Reducing the Cost of Healthcare

$500 billion. 

According to Peter Lund M.D. that’s the estimate the Agency for Healthcare Research and Quality gave for the cost of the 10 most expensive health conditions to treat in its most recent study. 

Topping the list were heart conditions at $76 billion. Cancer was on the list, too, at $70 billion as well as asthma and chronic obstructive pulmonary disease at $54 billion, high blood pressure at $42 billion, and Type 2 diabetes at $34 billion. 

While some of those conditions could be based on heredity, my guess is that some of these costs are self-inflicted through unhealthy habits. And, it’s really unnecessary suffering in many ways — both to the individual and to our communities. 

A healthier nation certainly would be a happier nation. 
It’s easy to understand how an unhealthful habit could affect an individual. We’ve all seen pictures or heard stories about chain smokers suffering from cancer. But as far as the community goes, that might not be as easy to see. 

So, consider this. The rising use of health care is directly related to the rising cost of health insurance, which also has a connection to the high number of uninsured. It’s reasonable to say that if we decide to tackle our bad health habits, we all can play a role in lowering those costs and maybe even helping the uninsured. 

For example, it’s a known fact that smoking is a cause of cancer as well as other diseases and conditions. Not only does smoking harm the smoker, it also damages those around the smoker. 

Getting people to quit smoking is something that as a community we can do to fight cancer and other conditions. Minimally, we owe nonsmokers the right to breathe clean air so that they’re not exposed to harmful tobacco smoke. 

Weight management is another area. Eating right and exercising could play a role in addressing issues related to heart disease, high blood pressure and diabetes. 

Trauma disorders found itself ranked number 2 on the list at $72 billion. I bet there are some simple preventive measures that could be taken to lower these costs, such as driving safely and wearing proper protective gear for certain activities — riding a motorcycle or a skateboard, for example Addressing issues related to violence might also start to chip away at the $72 billion spent on trauma. 

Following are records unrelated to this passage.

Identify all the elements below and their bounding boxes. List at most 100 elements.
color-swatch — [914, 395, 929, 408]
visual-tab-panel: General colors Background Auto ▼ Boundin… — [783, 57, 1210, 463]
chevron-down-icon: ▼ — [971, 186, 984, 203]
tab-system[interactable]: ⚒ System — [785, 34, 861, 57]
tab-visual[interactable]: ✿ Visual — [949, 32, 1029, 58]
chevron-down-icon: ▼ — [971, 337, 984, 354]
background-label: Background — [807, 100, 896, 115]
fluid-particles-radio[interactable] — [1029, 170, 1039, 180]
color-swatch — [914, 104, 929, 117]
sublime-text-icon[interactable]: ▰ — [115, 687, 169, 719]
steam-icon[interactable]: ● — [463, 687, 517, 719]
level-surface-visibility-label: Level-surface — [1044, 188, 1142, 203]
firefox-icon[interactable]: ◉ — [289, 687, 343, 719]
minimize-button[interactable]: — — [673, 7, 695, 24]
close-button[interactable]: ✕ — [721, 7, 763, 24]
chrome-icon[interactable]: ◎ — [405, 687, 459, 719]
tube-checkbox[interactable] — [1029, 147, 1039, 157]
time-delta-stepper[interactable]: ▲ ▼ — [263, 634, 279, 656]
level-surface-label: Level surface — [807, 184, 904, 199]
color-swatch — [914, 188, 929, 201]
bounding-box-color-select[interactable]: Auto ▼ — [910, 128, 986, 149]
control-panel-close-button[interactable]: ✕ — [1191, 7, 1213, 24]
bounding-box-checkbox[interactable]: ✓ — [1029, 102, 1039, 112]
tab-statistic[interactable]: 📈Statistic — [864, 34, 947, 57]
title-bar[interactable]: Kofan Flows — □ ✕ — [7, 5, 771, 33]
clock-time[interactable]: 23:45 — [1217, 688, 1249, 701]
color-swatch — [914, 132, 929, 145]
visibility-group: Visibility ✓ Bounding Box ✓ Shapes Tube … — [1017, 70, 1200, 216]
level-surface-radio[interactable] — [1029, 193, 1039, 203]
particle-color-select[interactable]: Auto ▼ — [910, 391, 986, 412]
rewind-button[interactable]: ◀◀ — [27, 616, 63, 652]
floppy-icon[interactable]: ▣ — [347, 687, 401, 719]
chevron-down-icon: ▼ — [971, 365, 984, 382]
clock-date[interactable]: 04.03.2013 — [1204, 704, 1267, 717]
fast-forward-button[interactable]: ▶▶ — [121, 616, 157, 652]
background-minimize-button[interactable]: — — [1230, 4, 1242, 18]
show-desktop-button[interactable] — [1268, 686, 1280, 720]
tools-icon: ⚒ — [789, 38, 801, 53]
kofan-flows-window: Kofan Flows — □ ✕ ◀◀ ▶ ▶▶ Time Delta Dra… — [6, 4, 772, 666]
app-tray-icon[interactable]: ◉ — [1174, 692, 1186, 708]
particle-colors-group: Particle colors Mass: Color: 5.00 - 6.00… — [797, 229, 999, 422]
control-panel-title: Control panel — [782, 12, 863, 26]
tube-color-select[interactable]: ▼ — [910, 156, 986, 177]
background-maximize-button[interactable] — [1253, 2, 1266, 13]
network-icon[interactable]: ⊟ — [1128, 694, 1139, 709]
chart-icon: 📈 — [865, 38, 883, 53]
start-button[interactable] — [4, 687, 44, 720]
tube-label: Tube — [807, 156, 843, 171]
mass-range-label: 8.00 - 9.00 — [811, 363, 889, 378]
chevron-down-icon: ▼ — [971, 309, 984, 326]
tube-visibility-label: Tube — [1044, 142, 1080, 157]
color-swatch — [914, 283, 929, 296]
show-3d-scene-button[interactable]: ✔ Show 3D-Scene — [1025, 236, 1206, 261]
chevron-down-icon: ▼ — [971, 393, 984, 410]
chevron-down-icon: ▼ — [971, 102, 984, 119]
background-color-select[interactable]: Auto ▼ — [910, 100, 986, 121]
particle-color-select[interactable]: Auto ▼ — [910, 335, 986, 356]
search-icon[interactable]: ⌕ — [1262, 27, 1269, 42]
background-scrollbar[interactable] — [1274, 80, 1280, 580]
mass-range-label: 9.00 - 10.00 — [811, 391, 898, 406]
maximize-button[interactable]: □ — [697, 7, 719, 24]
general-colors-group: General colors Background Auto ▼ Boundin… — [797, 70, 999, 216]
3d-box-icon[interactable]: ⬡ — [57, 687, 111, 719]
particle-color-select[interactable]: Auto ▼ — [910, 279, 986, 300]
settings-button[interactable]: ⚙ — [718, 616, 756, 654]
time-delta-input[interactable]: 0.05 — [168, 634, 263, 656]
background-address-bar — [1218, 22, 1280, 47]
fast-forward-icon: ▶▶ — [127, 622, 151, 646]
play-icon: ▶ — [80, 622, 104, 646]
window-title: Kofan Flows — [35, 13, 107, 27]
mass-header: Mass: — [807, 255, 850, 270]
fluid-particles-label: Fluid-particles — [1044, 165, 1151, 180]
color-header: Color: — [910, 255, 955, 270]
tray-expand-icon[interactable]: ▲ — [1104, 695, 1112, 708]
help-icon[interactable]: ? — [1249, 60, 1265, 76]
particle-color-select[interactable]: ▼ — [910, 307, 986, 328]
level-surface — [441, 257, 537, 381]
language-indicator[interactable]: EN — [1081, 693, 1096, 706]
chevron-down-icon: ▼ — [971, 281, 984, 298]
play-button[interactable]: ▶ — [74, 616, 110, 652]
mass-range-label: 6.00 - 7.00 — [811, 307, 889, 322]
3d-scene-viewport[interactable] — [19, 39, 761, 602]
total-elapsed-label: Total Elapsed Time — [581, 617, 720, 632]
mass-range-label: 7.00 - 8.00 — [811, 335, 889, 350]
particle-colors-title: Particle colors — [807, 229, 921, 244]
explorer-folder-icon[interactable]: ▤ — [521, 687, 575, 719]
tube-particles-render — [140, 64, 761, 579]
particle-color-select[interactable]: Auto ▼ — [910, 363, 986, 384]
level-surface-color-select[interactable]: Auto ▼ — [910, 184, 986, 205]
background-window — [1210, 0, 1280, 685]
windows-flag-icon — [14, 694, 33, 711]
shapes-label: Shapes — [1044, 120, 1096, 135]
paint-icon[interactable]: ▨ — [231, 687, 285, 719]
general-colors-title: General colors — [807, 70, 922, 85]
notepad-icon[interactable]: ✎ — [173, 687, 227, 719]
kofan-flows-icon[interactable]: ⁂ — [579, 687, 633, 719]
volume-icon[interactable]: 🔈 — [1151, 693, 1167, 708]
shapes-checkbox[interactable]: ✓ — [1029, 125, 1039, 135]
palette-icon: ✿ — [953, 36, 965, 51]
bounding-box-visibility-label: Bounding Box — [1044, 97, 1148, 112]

Normal childbirth comes in at number 10 at $32 billion. Now, I’m not saying that a person shouldn’t have a child. But, I have to imagine that within the $32 billion spent are unwanted pregnancies that inexpensive birth control or abstinence could address. 

Depending upon what statistics you review, the number of uninsured in this country varies. While the exact number is fuzzy, one thing is for surea: One uninsured person is one too many. 

If our country ever wants to get serious about tackling the rising costs of health care and the large number of uninsured, we must address every aspect of the problem. 

And that must include our very own bad habits. 

Working on self-inflicted conditions as well as reversible conditions should be top priorities and is a way for everyone to play a role in solving our national health care crisis. 

If we decide not to change, then as a country we must accept the cost of health care and realize that in part it is a reflection of our lifestyle. 

If we want to stop the cost of rising taxes we need to start making in-roads towards becoming a happy nation with healthier habits. This is why I am so passionate about being a Life Coach certified in Subconscious Restructuring for changing behaviour!